Dustlands - Der Herzstein: Roman (German Edition)
wieder warm. Kein Geräusch, nur mein Atem. Mein Herzschlag.
Eine Wandfackel, fast runtergebrannt. Dahinter Dunkelheit. Dunkelheit und Stille. Ich nehm die Fackel von der Wand. Halt sie hoch, um mir zu leuchten. Ich muss nicht weit gehen. Der Gang ist nach zwanzig Schritt zu Ende. Eine Steintreppe windet sich steil nach oben.
Ich steh am Fuß von einer Steintreppe. Sie ist steil, führt in scharfen Kurven nach oben.
»Saba. Saba.«
Die Stimme läuft an den Wänden lang und mein Rückgrat hoch. Setzt sich an den dunklen Stellen tief in mir drin fest. Als würde sie da hingehören.
Schauder laufen mir über die Haut. Kalt und heiß auf einmal. Nein. Keine Stimme. Das ist bloß im Traum gewesen. Ich spür den Herzstein. Er ist jetzt viel wärmer. Ich steig die Treppe hoch. Geräuschlos.

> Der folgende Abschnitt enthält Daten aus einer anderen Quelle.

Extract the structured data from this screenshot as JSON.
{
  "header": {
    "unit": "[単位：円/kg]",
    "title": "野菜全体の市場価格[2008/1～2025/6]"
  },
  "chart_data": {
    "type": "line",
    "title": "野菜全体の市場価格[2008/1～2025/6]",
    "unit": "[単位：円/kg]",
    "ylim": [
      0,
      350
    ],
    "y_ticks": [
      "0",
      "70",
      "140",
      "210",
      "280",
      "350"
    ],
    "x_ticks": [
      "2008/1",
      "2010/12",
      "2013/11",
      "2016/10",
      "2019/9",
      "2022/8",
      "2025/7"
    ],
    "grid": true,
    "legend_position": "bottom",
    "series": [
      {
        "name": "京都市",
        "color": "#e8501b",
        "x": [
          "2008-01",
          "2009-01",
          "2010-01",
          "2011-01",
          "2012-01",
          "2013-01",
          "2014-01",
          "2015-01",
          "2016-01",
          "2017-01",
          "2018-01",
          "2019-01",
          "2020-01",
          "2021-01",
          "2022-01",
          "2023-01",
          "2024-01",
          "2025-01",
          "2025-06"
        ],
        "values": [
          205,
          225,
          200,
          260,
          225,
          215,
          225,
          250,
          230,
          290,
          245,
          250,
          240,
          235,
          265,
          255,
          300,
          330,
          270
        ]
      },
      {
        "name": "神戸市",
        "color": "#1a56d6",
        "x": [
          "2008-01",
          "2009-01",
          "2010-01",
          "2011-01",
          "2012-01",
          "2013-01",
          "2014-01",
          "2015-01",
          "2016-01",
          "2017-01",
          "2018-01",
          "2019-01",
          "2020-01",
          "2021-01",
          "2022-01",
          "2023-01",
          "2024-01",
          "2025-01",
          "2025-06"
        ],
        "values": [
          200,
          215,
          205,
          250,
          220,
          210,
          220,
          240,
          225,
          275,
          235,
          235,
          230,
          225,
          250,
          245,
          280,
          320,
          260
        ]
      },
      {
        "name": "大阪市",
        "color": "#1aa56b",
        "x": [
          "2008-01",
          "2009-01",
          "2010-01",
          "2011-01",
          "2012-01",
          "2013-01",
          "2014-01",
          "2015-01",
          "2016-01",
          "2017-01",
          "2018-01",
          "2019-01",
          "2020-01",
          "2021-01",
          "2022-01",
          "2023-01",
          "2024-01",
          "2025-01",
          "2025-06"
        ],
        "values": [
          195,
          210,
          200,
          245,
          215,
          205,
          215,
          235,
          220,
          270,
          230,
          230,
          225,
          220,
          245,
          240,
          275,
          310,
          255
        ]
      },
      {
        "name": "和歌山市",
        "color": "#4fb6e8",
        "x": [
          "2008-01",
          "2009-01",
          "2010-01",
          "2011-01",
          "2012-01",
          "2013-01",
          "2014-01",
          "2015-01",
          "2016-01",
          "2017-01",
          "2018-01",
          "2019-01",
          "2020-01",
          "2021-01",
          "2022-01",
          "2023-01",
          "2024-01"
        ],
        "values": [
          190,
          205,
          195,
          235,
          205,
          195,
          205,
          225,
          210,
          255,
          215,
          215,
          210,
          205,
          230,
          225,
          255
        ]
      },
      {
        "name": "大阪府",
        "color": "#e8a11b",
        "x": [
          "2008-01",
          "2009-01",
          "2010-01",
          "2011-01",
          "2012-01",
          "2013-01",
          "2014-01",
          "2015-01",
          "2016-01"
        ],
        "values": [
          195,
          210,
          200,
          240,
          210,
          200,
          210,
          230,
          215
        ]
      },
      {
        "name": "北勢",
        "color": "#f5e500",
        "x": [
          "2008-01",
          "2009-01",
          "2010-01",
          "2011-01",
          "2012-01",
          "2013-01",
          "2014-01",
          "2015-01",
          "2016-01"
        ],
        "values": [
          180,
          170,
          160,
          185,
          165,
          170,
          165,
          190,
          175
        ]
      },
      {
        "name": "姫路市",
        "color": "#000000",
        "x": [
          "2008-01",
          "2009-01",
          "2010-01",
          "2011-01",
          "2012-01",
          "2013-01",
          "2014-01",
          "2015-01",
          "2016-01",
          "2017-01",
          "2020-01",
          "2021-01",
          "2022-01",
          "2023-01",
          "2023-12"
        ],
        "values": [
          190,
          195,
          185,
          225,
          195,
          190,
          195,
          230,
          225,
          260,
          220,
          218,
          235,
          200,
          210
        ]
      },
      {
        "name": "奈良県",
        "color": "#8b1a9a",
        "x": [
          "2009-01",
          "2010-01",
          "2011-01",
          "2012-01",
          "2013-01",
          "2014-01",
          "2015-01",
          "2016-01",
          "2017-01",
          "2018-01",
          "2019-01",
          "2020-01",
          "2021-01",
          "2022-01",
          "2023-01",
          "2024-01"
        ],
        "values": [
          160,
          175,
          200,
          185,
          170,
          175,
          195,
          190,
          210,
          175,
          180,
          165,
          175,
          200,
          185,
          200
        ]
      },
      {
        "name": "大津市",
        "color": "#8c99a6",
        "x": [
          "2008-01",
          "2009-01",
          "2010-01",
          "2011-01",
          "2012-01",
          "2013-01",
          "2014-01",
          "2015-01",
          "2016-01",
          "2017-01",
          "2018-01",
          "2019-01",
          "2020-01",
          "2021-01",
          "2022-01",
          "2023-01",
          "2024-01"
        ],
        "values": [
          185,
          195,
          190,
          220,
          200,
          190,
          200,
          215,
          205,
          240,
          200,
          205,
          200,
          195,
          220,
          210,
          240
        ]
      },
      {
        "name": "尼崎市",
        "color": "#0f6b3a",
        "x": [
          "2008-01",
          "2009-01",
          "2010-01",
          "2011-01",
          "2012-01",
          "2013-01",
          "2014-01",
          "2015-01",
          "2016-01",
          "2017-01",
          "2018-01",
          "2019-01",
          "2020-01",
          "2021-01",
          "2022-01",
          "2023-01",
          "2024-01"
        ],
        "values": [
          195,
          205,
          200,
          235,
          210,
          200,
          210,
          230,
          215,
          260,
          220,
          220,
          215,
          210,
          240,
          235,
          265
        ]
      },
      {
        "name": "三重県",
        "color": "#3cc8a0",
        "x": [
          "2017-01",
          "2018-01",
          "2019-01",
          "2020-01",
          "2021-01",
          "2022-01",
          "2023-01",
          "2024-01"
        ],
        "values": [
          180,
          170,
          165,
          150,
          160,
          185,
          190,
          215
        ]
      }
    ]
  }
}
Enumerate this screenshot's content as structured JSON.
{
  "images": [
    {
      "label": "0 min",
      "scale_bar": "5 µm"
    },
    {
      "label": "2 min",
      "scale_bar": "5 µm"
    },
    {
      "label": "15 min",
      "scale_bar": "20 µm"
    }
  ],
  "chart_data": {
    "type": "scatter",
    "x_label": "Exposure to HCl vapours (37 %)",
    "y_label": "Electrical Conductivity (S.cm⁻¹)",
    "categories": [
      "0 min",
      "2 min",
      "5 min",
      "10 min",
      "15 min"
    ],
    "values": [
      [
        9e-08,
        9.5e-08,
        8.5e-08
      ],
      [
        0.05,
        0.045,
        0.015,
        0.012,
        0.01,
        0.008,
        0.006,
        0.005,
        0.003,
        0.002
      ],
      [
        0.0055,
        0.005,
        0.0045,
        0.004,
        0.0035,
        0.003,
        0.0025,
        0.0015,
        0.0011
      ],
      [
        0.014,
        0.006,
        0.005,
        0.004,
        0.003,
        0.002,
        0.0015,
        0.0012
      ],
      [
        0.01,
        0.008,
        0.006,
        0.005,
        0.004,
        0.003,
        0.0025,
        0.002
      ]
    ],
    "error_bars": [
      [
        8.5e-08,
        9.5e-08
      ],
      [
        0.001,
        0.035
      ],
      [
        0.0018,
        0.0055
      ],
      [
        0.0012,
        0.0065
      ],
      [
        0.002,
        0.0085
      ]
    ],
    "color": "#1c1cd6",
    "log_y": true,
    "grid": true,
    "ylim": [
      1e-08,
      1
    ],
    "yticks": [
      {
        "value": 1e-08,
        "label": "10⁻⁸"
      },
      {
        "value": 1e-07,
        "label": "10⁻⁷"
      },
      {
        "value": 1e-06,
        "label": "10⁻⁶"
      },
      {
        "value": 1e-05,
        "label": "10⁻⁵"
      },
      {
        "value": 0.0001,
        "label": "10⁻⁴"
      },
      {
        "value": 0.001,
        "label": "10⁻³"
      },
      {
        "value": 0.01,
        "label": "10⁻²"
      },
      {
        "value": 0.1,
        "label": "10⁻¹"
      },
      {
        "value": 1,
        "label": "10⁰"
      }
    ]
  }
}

Als ich oben ankomm, ist da eine Holztür. Alt, zerkratzt. Der Herzstein ist jetzt glühend heiß. Er ist auf der anderen Seite. Ich mach die Tür auf. Tret ins Zimmer. Es ist fast leer. Fast dunkel. Binsenlichter. Eine Kerze. Ein Stuhl mit hoher Rückenlehne. Mit Blick zum Feuer im Kamin.
Er steht auf. Er dreht sich zu mir um.
Ich komm oben an. Da ist eine Holztür. Alt und zerkratzt. Sonst nichts. Die Treppe geht nicht weiter, sie führt nur hierhin. Die Fackel geht aus.
Der Herzstein liegt heiß auf meiner Haut. Jack ist da drin. Die rote Hitze prasselt und knistert. Betrüger. Verräter.
An Maev und den Hawks und den Weststraßenräubern. An den vierzig Toten in Darktrees. An Emmi. An mir.
Ich umklammer das Messer noch fester.
Langsam, ganz langsam dreh ich den Knauf.
Langsam, ganz langsam mach ich die Tür auf.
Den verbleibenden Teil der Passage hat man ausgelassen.